Rheumatoid arthritis (RA) is a chronic systemic autoimmune disease characterised by symmetrical involvement of the peripheral joints, associated extra-articular manifestations, functional disability and increased mortality if treated inadequately. RA is present worldwide, with an estimated prevalence of 0.5% to 2%, and both the incidence and prevalence of RA are two to three times greater in females than males [1].
In the past two decades, paradigm shifts for the diagnosis and management of RA have been revolutionised by a greater understanding of the pathogenic mechanisms and the development of new targeted therapies. Serum anti-citrullinated protein antibodies (ACPAs) and rheumatoid factor (RF) play a role as prognostic biomarkers as they are routinely checked in patients with suspected RA. According to the profiles of the presence or absence of autoantibodies (immunoglobulin M RF and/or ACPAs), the disease can be classified into the categories of seropositive RA and seronegative RA, respectively [2]. Studies on RA have highlighted new disease-associated genes and environmental factors and explained the pathogenesis of RA clearly. This progress contributes to develop targeted biologic agents and small-molecule inhibitors. Much of this work has enabled the expansion of treatment options and earlier treatment intervention.
Although the hallmark clinical manifestation of RA is painful inflammatory arthritis, extra-articular manifestations contribute to excess morbidity and mortality [3]. Rheumatoid nodules and osteoporosis are relatively common manifestations, and systemic manifestations such as vasculitis, Sjögren's syndrome (SS) or pulmonary fibrosis also occasionally appear. However, the frequency of extra-articular manifestations in RA differs between countries, and their incidence and prevalence rates vary according to study design [4]. In this review, we detail the epidemiology of Korean patients with RA, focusing on its prevalence and the frequency of systemic extra-articular manifestations, such as interstitial lung disease (ILD) and SS, reported in previous studies. In addition, we discuss the methodological issues that exist in Korean epidemiologic studies for patients with RA.

MAIN SUBJECTS

Prevalence and incidence rate of RA in Korea

1) Prevalence of RA

Seven studies have reported the prevalence of RA in Korea [5-11]. The prevalence of RA in Korea ranges from 0.27% to 1.85% and the female-to-male ratio is between 2.7:1 and 13.5:1 (Table 1). The prevalence of RA in each Korean study is different according to the methodology as well as the case definition of RA employed; however, all of the included studies employed a cross-sectional design in a population-based cohort investigation. Interestingly, the prevalence was less than 0.5% as the studies were performed based on national health insurance (NHI) claims data, though the prevalence exceeds 1.4% if the case definition of RA was defined by patient-reported questionnaire.

2) Incidence of RA

There were three studies found that assessed the incidence of RA in Korea [7,8,12], all of which used the NHI claims database; two included all beneficiaries of national healthcare insurance and the third study considered a cohort of one million Koreans based on the NHI claims database. All three studies used an operational definition for RA, including diagnostic codes of RA (M05 with or without M06) and any disease-modifying antirheumatic drug (DMARD) prescription. Among them, two studies were performed by our group and the latter one was an updated version of the first study. According to this study, the incidence of Korean patients with RA was 28.5/ 100,000 person-years and the female-to-male ratio was about 3.5 [7,8] (Table 2). When compared with the incidence of RA in East Asian countries, which ranges from 15.8 to 42.0 per 100,000 people [13-18], the incidence rate of RA patients in Korea was comparable. The other study performed by Choi et al. [12] was not a definite epidemiologic study, but the authors selected the incidence cases of RA between 2002 and 2013 to calculate the mortality, disability and healthcare expenditures of patients with RA. However, they include only seropositive RA patients, and their incidence rate was only 16.5/100,000 person-years [12].

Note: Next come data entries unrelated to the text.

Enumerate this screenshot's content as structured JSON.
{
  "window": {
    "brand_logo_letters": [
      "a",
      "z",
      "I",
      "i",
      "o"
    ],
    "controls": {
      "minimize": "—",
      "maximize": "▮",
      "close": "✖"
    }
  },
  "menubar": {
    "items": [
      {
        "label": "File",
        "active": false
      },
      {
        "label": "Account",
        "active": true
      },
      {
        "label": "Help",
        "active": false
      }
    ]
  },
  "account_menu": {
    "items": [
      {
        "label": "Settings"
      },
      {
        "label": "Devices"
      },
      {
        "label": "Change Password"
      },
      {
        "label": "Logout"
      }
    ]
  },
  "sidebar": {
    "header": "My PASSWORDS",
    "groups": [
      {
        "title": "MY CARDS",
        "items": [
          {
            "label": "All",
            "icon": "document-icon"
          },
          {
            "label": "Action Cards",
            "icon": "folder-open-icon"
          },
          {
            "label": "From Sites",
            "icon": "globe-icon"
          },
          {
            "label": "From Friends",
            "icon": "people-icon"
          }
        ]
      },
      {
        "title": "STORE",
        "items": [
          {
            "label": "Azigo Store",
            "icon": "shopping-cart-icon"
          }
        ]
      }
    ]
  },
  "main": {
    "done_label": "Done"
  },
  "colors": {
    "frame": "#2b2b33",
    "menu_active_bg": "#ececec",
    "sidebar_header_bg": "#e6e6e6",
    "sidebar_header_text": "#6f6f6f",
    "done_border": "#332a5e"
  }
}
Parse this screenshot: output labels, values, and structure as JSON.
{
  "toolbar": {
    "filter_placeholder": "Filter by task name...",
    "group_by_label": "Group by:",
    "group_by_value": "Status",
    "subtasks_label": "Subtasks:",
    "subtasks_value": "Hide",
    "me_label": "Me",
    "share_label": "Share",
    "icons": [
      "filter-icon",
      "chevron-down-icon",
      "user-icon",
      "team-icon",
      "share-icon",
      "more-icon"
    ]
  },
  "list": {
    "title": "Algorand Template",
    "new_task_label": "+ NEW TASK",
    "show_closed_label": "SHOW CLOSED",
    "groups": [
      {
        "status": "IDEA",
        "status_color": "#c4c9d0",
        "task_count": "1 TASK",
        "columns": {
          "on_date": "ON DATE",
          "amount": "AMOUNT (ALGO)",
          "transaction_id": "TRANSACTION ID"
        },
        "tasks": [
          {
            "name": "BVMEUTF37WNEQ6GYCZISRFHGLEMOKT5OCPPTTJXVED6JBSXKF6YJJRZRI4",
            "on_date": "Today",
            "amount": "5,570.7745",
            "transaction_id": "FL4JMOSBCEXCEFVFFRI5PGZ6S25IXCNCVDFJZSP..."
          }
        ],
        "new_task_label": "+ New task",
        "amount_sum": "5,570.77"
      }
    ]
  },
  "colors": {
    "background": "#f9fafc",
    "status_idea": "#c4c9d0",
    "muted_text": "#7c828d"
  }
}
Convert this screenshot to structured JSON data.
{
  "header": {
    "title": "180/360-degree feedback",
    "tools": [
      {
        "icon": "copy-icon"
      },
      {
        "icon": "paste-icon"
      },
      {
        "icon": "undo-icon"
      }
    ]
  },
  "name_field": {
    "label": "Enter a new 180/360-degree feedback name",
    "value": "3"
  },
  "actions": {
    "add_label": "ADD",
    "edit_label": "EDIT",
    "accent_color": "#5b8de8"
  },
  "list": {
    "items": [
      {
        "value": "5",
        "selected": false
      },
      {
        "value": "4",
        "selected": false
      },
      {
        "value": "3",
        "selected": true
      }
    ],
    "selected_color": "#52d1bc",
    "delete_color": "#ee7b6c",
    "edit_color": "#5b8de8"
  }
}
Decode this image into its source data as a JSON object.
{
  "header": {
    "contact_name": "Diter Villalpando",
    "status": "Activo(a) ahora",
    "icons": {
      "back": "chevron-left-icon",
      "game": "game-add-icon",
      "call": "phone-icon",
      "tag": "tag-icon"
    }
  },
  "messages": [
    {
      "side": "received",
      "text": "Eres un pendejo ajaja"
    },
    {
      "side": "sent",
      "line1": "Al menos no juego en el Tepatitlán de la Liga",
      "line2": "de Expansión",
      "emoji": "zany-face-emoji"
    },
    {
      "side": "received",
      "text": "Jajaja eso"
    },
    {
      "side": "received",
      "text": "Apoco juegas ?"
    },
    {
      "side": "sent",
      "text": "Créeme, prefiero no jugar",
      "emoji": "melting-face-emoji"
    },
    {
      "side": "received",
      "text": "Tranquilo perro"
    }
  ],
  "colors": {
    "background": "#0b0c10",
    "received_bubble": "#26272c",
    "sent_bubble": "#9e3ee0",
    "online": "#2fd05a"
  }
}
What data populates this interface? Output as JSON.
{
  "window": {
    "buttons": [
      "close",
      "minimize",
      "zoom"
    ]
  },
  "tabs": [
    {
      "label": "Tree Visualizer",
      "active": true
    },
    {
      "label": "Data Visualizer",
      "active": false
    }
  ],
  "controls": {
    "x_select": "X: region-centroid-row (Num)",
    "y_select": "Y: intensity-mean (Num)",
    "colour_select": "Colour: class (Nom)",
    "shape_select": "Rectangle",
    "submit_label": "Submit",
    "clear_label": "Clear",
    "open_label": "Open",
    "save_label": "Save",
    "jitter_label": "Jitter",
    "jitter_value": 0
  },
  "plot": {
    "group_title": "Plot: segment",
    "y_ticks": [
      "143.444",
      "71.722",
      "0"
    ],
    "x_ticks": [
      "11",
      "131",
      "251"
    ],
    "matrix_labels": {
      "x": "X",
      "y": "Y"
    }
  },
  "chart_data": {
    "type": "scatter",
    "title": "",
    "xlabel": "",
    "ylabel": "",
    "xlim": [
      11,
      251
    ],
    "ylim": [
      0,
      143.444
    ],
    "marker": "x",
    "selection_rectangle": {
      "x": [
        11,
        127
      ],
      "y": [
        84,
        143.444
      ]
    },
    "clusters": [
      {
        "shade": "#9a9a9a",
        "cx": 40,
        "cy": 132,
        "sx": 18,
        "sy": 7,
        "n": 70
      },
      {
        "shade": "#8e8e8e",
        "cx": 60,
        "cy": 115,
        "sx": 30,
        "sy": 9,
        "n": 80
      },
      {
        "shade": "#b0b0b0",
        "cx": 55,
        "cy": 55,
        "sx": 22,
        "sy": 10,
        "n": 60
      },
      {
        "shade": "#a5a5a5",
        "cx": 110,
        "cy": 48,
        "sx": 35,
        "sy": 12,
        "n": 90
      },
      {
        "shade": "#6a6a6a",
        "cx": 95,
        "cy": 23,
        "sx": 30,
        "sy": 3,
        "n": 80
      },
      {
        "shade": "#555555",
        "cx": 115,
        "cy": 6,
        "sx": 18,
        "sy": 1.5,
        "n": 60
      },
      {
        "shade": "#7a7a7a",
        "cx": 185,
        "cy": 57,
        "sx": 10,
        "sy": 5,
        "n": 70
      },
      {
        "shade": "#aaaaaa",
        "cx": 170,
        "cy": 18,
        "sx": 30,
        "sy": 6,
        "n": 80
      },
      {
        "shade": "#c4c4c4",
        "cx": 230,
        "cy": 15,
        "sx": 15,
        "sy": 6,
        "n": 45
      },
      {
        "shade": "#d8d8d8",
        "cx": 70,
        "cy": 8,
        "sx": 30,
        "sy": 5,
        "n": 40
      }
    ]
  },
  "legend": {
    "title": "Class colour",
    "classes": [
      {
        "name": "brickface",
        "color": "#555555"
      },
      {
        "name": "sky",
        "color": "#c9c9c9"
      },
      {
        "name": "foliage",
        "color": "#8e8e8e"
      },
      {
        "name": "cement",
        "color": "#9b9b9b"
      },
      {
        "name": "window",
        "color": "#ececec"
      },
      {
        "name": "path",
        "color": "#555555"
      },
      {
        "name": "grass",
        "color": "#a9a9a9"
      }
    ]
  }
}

3) Data sources of epidemiologic study for RA in Korea

Using the claims data, we could estimate healthcare utilization and healthcare costs macroscopically, and assess distribution of certain diseases, treatment patterns, as well as clinical outcome of specific drug and disease in real world. Korea utilized universal mandatory health insurance system which offers claims data characterised as an enormous, detailed amount of information. Even though it represents the status of a nationwide large population, errors such as inaccurate diagnosis codes may occur when it is utilized in epidemiologic studies. Park et al. [23] reported inconsistency in major and minor diagnoses of RA in medical records compared to the claims databases as 58.6% and 38.4%. A patient selection according to the diagnostic code is not sufficient enough to identify overall RA patients in claims databases [19-23].
Several years ago, we compared the diagnostic validity between several algorithms for identifying RA patients in the NHI claims database [24]. We found that patients having at least one claim in a year with a prescription of biologics or any DMARD under an RA code had high sensitivity and accuracy rates and a positive predictive value (PPV) of 96.46%, 90.33% and 92.35%, respectively, when the fulfilment of more than four of the 1987 American College of Rheumatology (ACR) classification criteria for RA was adopted as the gold standard. There is a limitation in the possibility of a false-negative result when using our algorithm; RA patients without any history of DMARDs might be excluded if they had a successful treatment response or were pregnant. However, our approach was rational because a conservative approach is generally acceptable for estimating the prevalence, incidence or outcomes in epidemiologic studies.
Electronic health records (EHRs) are generated by clinician and it contains a comprehensive information for patient’s health state and treatment. EHRs present mixtures of structured information including diagnoses, physical examinations, radiologic/laboratory test results or management as well as unstructured notes. Although these data contain more detailed clinical information than a claims database in general, data are often inaccurately coded with substantial missing and even informatively missing information [25]. The claims and EHR records of each person are started when they participate in a health system or are first treated under a health system and stop when they leave the health system or dies. Claims data could define a particular population at a certain time point, while EHR data are more complicated to use to identify the population under specific care of interest at any point in time. These censoring issues may affect the estimation of the prevalence and incidence of chronic diseases.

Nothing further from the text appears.